Mas é isso que é um restaurante de bairro: "Hoje não me apetece cozinhar, vamos ali ao restaurante do bairro." Essa espontaneidade perdeu-se.
Exacto. E vai perder-se cada vez mais e não há nada a fazer. Lisboa hoje já não é só os seus 800 mil, ou quantos são, habitantes da cidade, são as pessoas de fora que se organizam para vir. Portanto, há que ter isso em conta. Nós que queremos ocupar o lugar do restaurante de bairro, uma das premissas era: assim que as pessoas cá vierem temos de trabalhar para as agarrar. Por isso, temos esta ambivalência de preços, porque sabemos que vamos ter todo o tipo de gente, e para todos os preços. E esta simplicidade na cozinha é precisamente para que as pessoas perceberem que queremos que voltem. Para já temos só portugueses, e os estrangeiros que vivem cá e fazem parte do nosso dia a dia, temos bastantes.
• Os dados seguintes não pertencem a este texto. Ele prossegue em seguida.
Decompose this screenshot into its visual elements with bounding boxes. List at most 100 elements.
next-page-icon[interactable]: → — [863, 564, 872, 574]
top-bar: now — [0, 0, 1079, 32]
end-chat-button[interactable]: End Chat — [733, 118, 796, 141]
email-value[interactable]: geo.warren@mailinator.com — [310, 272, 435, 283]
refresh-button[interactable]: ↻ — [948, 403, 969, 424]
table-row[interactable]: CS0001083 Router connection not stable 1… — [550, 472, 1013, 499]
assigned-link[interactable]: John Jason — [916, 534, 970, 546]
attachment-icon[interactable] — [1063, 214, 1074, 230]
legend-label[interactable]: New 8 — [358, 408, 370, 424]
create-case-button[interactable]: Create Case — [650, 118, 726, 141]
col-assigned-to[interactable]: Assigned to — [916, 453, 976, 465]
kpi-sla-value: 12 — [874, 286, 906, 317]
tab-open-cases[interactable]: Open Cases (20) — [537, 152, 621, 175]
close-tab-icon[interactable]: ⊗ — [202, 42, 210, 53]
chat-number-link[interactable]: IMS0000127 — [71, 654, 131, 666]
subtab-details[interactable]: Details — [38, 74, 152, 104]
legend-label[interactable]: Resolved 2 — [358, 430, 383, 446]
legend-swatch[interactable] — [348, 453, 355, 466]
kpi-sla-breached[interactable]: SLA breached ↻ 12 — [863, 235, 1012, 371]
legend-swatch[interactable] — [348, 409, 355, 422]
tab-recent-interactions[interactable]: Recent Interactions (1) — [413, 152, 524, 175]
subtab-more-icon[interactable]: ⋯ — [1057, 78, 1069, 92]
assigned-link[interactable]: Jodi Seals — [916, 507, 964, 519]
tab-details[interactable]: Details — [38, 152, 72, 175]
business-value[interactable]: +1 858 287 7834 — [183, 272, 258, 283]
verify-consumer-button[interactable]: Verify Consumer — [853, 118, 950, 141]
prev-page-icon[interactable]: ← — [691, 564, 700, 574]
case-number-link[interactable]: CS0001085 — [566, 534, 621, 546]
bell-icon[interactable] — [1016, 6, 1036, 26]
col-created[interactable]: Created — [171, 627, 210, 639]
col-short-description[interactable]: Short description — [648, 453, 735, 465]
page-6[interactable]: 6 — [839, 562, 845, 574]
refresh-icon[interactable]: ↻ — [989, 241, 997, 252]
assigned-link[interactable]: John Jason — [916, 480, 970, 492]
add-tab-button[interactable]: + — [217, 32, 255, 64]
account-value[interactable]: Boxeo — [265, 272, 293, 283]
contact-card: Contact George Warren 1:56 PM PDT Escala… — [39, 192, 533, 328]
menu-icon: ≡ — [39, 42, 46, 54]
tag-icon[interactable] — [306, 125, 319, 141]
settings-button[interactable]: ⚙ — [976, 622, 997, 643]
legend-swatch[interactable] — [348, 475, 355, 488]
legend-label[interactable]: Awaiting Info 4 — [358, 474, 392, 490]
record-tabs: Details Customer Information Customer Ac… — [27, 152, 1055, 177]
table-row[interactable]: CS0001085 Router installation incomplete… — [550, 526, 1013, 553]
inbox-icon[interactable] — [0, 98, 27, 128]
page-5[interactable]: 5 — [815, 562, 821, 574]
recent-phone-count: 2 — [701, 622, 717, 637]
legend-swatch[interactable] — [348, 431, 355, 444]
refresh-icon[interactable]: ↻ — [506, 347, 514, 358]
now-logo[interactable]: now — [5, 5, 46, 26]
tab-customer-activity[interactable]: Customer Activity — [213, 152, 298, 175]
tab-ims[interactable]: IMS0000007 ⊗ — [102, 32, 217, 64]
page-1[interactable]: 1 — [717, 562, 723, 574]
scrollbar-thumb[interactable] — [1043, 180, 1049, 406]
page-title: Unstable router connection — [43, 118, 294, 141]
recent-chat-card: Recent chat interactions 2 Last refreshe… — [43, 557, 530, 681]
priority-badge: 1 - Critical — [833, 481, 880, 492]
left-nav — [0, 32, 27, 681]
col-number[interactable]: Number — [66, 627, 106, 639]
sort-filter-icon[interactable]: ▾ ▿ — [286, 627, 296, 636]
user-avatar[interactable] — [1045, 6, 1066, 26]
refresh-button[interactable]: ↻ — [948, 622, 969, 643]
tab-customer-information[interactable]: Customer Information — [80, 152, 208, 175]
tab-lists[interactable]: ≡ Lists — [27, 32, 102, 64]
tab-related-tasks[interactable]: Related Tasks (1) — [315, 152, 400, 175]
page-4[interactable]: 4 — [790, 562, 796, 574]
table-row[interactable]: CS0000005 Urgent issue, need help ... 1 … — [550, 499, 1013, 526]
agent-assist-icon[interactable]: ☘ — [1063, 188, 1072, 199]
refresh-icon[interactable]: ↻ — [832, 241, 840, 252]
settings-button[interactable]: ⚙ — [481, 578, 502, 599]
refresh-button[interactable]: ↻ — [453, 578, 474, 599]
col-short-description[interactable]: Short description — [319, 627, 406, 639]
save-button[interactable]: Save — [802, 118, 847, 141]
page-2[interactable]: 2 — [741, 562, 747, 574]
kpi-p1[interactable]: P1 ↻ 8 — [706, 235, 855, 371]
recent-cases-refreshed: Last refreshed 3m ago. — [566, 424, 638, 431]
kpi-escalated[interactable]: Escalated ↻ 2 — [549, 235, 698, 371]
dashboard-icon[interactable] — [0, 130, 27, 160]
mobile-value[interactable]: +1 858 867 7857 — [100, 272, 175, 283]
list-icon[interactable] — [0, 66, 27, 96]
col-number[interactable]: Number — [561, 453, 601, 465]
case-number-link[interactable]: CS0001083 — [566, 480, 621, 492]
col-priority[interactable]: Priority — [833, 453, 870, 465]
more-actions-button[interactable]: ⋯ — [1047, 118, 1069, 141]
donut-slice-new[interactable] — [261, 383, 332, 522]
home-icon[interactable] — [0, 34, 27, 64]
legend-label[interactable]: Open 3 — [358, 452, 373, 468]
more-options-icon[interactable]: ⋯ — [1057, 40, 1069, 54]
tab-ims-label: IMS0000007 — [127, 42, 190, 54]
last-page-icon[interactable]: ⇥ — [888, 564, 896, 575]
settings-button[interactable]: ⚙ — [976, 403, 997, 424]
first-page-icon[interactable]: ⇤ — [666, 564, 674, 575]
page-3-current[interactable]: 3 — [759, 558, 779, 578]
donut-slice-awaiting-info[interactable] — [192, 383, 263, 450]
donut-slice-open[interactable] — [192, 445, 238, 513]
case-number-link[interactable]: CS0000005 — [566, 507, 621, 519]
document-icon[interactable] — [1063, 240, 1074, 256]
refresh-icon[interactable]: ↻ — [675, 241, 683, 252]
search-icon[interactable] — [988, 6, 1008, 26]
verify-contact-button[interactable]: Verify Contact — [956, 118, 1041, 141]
Estamos cá para todos. Agora gostávamos muito que este restaurante mantivesse essa onda, que o pessoal viesse cá ver a bola, quando tivermos televisões, há-de acontecer, temos música portuguesa e um ambiente que remete para um restaurante à antiga portuguesa, com as madeiras, a lioz, toda uma equipa trabalhou nesse sentido.